それに応えるようにわたしはゆっくり目をつむった。
熱くて柔らかなものが唇に触れ、すぐに離れる。甘い感覚が体を満たしていく。
目を開け、お互いの気持ちをもう一度確かめるように視線を絡めた。それもキスが与えてくれたときめきと同じくらいわたしを幸せにする。
こうやって彼の腕にもう一度飛び込めたことが、この上ない喜びとなってわたしの中を駆け巡った。
彼の顔がゆっくりと傾く。もう一度……そう彼が言ったような気がして、わたしはそのままゆっくりと目を閉じた。
さっきよりも強く押し付けられた唇。角度を変え、どんどん深くなっていく。
わたしたちはお互いの言葉にできないほどの深い気持ちを伝えあうように、必死になって唇を交わしていた。
彼の背中にぎゅっと手を回す。スーツが皺になってしまっているかもしれない。

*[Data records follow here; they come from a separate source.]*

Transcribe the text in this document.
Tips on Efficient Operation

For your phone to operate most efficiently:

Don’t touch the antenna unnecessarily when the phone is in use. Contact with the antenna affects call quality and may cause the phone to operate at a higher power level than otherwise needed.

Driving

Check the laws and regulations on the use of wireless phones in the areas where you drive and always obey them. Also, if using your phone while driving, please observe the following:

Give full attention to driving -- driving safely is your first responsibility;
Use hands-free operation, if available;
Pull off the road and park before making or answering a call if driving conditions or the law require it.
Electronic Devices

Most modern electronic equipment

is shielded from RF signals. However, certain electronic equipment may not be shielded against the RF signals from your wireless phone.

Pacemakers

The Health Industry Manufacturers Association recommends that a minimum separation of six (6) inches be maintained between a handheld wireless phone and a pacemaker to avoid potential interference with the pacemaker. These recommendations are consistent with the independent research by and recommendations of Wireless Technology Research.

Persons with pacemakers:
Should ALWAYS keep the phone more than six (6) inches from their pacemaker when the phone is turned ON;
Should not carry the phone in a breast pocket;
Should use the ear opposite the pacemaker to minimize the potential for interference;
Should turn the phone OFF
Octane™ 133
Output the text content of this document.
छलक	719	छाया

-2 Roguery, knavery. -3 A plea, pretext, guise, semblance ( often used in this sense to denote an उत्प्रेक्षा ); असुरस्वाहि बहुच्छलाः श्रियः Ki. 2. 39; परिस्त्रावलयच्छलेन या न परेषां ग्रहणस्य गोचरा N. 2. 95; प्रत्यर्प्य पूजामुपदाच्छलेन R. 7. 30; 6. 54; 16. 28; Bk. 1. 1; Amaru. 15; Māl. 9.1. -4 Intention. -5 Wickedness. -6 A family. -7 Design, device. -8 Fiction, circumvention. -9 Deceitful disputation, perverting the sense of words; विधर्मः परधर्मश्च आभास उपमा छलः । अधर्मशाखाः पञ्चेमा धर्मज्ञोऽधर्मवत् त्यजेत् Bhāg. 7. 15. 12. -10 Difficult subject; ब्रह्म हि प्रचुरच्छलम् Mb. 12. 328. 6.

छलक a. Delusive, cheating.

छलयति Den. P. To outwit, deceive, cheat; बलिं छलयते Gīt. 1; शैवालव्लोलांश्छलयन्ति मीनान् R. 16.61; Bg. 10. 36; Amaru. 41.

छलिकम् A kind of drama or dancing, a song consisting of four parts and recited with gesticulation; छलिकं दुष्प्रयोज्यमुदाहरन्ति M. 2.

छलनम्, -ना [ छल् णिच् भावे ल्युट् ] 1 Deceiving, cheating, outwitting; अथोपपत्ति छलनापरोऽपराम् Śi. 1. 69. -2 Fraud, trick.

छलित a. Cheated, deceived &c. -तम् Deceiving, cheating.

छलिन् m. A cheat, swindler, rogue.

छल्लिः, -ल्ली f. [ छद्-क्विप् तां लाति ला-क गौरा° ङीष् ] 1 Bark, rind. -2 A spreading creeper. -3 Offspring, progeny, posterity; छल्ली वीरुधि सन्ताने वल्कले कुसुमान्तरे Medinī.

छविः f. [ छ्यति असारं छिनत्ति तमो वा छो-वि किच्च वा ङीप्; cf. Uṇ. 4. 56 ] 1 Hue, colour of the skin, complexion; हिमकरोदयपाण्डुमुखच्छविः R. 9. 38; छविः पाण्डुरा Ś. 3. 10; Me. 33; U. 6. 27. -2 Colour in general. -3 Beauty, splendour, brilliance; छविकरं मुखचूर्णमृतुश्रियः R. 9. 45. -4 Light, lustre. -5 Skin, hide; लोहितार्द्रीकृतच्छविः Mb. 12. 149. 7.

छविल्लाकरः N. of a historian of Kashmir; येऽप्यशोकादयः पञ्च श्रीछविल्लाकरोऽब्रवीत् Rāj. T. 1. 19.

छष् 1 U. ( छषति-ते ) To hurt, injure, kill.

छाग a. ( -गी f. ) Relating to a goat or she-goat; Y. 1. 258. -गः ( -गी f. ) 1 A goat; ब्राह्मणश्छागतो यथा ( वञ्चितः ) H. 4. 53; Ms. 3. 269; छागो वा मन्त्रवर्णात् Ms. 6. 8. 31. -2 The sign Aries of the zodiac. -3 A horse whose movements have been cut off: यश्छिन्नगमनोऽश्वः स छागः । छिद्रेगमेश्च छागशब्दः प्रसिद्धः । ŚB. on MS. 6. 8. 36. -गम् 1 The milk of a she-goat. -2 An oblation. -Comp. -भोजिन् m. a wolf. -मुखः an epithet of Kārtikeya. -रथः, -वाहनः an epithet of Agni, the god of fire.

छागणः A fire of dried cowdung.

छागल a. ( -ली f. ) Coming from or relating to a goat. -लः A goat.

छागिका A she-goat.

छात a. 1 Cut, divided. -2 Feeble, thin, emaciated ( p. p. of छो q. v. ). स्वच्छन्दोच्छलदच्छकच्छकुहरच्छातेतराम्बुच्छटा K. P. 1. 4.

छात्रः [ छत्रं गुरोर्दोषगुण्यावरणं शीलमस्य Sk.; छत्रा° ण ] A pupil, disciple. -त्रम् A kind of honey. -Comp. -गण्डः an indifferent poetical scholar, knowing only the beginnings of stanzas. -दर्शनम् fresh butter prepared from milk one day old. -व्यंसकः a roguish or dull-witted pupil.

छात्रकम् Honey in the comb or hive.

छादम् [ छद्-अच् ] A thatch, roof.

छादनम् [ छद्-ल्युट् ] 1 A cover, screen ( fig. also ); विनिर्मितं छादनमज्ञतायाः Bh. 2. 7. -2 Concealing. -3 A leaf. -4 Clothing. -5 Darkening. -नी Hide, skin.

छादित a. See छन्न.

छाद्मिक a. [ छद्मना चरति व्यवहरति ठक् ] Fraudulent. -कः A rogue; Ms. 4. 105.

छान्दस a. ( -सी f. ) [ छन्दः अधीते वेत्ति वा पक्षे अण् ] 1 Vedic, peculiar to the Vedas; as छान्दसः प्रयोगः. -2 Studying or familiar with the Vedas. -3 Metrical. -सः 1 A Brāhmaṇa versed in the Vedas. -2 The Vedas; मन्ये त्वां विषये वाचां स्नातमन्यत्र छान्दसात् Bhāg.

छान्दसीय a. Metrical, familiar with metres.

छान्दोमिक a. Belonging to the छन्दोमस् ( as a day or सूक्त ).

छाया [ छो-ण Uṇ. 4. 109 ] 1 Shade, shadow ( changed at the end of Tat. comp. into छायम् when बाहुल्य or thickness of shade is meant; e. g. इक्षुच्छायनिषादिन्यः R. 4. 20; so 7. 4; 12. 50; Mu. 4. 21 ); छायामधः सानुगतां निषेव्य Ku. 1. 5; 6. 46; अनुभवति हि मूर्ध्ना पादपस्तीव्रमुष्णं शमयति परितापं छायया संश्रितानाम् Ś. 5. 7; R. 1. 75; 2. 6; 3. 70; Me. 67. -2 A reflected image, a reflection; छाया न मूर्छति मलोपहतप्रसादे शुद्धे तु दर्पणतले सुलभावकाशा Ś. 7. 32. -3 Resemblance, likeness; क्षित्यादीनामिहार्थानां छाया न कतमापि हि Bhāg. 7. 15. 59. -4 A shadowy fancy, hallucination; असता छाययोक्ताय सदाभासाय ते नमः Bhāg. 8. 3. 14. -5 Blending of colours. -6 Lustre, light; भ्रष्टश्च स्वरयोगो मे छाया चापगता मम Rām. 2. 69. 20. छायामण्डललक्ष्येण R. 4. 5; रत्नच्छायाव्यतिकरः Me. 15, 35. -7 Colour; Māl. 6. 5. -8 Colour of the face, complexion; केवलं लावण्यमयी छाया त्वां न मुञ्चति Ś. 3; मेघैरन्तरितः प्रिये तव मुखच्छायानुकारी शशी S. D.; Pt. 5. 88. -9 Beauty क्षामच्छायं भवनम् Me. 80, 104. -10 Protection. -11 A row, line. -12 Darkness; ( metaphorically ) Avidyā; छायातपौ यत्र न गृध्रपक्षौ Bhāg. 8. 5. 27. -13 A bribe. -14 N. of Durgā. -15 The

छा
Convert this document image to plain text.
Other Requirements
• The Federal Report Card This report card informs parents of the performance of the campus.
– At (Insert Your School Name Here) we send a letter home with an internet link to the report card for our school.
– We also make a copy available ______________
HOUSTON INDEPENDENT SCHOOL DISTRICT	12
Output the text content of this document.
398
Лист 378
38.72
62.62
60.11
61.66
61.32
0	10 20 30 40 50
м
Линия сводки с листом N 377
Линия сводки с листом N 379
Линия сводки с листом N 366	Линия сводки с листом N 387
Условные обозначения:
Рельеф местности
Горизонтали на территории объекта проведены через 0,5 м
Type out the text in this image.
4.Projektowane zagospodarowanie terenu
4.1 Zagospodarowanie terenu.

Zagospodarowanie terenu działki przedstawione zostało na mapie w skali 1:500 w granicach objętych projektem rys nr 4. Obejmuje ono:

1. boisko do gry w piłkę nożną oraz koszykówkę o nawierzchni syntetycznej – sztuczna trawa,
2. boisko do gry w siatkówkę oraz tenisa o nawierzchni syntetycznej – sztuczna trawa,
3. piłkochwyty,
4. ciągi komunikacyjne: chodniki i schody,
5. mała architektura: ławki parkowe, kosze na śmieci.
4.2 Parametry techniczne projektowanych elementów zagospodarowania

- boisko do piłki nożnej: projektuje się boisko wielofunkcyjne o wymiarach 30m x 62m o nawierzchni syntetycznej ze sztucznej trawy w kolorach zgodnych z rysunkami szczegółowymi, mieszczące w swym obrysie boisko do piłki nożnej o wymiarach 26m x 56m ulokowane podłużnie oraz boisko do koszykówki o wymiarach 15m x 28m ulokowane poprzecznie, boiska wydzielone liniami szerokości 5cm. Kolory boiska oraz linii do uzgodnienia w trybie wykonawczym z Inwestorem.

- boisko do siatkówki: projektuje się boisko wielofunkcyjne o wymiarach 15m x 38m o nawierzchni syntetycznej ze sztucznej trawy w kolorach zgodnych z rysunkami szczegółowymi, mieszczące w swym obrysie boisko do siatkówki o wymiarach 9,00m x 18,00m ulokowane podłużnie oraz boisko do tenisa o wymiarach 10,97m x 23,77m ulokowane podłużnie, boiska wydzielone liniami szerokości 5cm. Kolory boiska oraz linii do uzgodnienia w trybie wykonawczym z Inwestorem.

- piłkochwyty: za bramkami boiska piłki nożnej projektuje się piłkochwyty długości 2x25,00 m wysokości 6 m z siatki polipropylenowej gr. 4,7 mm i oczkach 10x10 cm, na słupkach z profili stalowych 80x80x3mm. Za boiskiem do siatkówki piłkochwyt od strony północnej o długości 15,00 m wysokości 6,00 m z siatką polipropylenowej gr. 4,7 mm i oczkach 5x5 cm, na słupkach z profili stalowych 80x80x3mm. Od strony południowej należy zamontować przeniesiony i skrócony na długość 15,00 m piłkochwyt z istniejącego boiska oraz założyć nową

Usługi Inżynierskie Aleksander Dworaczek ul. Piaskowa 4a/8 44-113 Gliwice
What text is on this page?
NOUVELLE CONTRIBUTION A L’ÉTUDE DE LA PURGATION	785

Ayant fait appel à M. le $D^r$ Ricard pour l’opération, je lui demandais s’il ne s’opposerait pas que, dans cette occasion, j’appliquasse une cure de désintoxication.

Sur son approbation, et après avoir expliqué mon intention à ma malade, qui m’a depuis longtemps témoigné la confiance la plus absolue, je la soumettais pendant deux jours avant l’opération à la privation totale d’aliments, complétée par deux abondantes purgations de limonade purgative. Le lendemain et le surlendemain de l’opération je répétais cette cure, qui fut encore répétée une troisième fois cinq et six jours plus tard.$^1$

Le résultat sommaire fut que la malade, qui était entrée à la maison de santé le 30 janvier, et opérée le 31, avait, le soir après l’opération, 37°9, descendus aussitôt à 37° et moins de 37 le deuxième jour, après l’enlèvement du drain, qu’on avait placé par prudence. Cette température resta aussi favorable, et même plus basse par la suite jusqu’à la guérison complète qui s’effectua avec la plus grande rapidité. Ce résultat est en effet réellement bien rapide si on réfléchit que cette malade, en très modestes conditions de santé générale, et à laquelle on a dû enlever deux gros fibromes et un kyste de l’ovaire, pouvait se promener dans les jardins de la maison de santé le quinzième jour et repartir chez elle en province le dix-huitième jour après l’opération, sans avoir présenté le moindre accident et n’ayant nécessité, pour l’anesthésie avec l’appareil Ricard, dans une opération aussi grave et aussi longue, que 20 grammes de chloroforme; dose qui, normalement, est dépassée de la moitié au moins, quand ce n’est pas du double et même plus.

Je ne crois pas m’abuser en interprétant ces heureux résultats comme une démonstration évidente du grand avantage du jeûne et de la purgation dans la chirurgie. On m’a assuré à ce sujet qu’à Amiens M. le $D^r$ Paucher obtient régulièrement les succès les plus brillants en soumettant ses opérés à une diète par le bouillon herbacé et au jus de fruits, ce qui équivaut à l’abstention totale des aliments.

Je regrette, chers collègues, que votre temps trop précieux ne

それでもやはり、彼のすべてをこの腕の中で感じたくてやめられない。
息継ぎするのも許されないほどのキス、それを一身に受け止め、陶酔していた。
「尊さん……っ……もう」
「ダメ、もう少しだけ。いいだろう?」
唇を触れ合わせながら、そんなやりとりを数回した……そのとき。